Et tandis que sur le front libanais Israël a intensifié son offensive, l'armée américaine a annoncé avoir mené samedi et dimanche une nouvelle vague de frappes "défensives" sur le sud de l'Iran, la troisième en un peu plus d'une semaine.

Ces bombardements ont visé des systèmes de radar et de contrôle de drones dans la ville de Goruk et l'île de Qeshm dans le détroit d'Ormuz, a précisé le Commandement américain pour le Moyen-Orient (Centcom) dimanche soir sur X.

Ces opérations ont été menées "en réponse à des actions agressives de l'Iran, dont la destruction d'un drone américain MQ-1 qui opérait au-dessus des eaux internationales", a ajouté la même source.

Les Gardiens de la Révolution iraniens, peu après, ont affirmé avoir attaqué une base utilisée par l'armée américaine pour des frappes contre son territoire.

La localisation de cette base n'a pas été précisée dans le communiqué des Gardiens diffusé par les médias d'Etat.

L'armée du Koweït a annoncé de son côté faire face à une attaque de drones et missiles.

Washington et Téhéran s'étaient déjà accusés mutuellement jeudi de violer le cessez-le-feu en vigueur depuis le 8 avril, après des frappes américaines sur le sud de l'Iran suivies d'une attaque contre le Koweït.

Plus de fermeté 

La guerre a été déclenchée le 28 février par une offensive israélo-américaine, alors que Téhéran et Washington avaient repris des négociations sur le nucléaire. Le conflit, qui a fait des milliers de morts, ébranle l'économie mondiale en faisant grimper les prix du pétrole.

Alors que les deux pays semblaient ces derniers jours se rapprocher d'un accord, le New York Times a rapporté samedi, sans plus de détails, que le président américain avait durci sa proposition et envoyé une nouvelle version d'un possible protocole d'accord à Téhéran.

Selon le site américain Axios, M. Trump, dont la priorité déclarée est de mettre fin au programme nucléaire iranien et de rétablir le trafic maritime dans le détroit d'Ormuz, souhaite plus de fermeté des négociateurs de Washington.

La chaîne CBS a rapporté dimanche soir que la nouvelle proposition américaine prévoit une prolongation du cessez-le-feu de 60 jours avec des clauses prévoyant la réouverture d'Ormuz et un cadre pour une reprise des négociations sur le nucléaire.

"Nous n'approuverons aucun accord tant que nous n'aurons pas la certitude que les droits du peuple iranien ont été pleinement garantis", a averti dimanche le principal négociateur iranien, le président du Parlement Mohammad Bagher Ghalibaf.

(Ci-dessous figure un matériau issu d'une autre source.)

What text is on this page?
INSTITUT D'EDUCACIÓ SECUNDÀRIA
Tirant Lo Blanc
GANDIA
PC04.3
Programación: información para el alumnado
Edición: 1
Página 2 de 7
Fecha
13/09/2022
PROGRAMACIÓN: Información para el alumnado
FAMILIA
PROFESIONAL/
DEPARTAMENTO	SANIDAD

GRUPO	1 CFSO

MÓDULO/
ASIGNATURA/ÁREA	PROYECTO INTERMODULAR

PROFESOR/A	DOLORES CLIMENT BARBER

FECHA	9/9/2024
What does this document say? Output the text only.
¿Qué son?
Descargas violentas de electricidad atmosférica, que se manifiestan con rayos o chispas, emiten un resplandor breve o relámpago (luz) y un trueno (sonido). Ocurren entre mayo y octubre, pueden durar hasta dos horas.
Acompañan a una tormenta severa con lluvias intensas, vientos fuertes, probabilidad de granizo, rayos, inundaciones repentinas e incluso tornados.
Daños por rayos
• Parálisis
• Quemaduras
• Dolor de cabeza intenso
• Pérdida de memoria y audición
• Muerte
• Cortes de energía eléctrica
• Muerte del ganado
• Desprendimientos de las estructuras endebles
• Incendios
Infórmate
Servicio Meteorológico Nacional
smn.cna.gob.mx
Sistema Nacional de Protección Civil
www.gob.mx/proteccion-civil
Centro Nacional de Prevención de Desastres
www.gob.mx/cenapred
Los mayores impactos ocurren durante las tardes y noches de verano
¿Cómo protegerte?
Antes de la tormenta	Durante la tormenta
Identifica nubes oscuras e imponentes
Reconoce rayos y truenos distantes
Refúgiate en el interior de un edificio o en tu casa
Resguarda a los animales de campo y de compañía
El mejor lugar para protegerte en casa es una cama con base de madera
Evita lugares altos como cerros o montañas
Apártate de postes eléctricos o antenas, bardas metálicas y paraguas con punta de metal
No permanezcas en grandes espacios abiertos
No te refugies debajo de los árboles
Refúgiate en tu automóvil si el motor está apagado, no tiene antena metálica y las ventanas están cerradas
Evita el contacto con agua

L'Iran, qui revendique son droit à mener un programme nucléaire civil, a toujours démenti vouloir se doter de l'arme atomique, malgré les soupçons en ce sens des Etats-Unis et de nombreux pays.

Il souhaite aborder ce dossier dans un second temps en cas d'accord avec Washington et exige une levée immédiate des sanctions le frappant.

Site stratégique 

Donald Trump a insisté dimanche sur Truth Social que le projet d'accord "stipule très clairement que l'Iran n'aura pas d'arme nucléaire", et ce "en des termes très fermes".

Téhéran insiste aussi pour que tout accord inclue la fin des hostilités au Liban, où Israël veut "éliminer" le Hezbollah pro-iranien.

Mais sur ce front, l'armée israélienne continue à avancer dans le sud du pays où elle a mené de nouvelles frappes, et le Hezbollah poursuit ses attaques notamment dans le nord israélien, malgré la trêve en vigueur depuis le 17 avril, mais non respectée.

L'armée israélienne s'est emparée dimanche de la forteresse médiévale de Beaufort, un site stratégique où elle avait établi une base pendant les deux décennies de l'occupation israélienne, achevée en 2000.

Pour les Etats-Unis, c'est au Hezbollah de cesser les tirs en premier, en contrepartie de quoi Israël "s'abstiendrait de toute escalade à Beyrouth", selon un plan rapporté par un responsable américain à la suite d'entretiens menés dimanche par le chef de la diplomatie Marco Rubio avec le président libanais Joseph Aoun et le Premier ministre israélien Benjamin Netanyahu.

La France a demandé une réunion d'urgence au Conseil de sécurité, qui se tiendra lundi, selon des sources diplomatiques à l'AFP.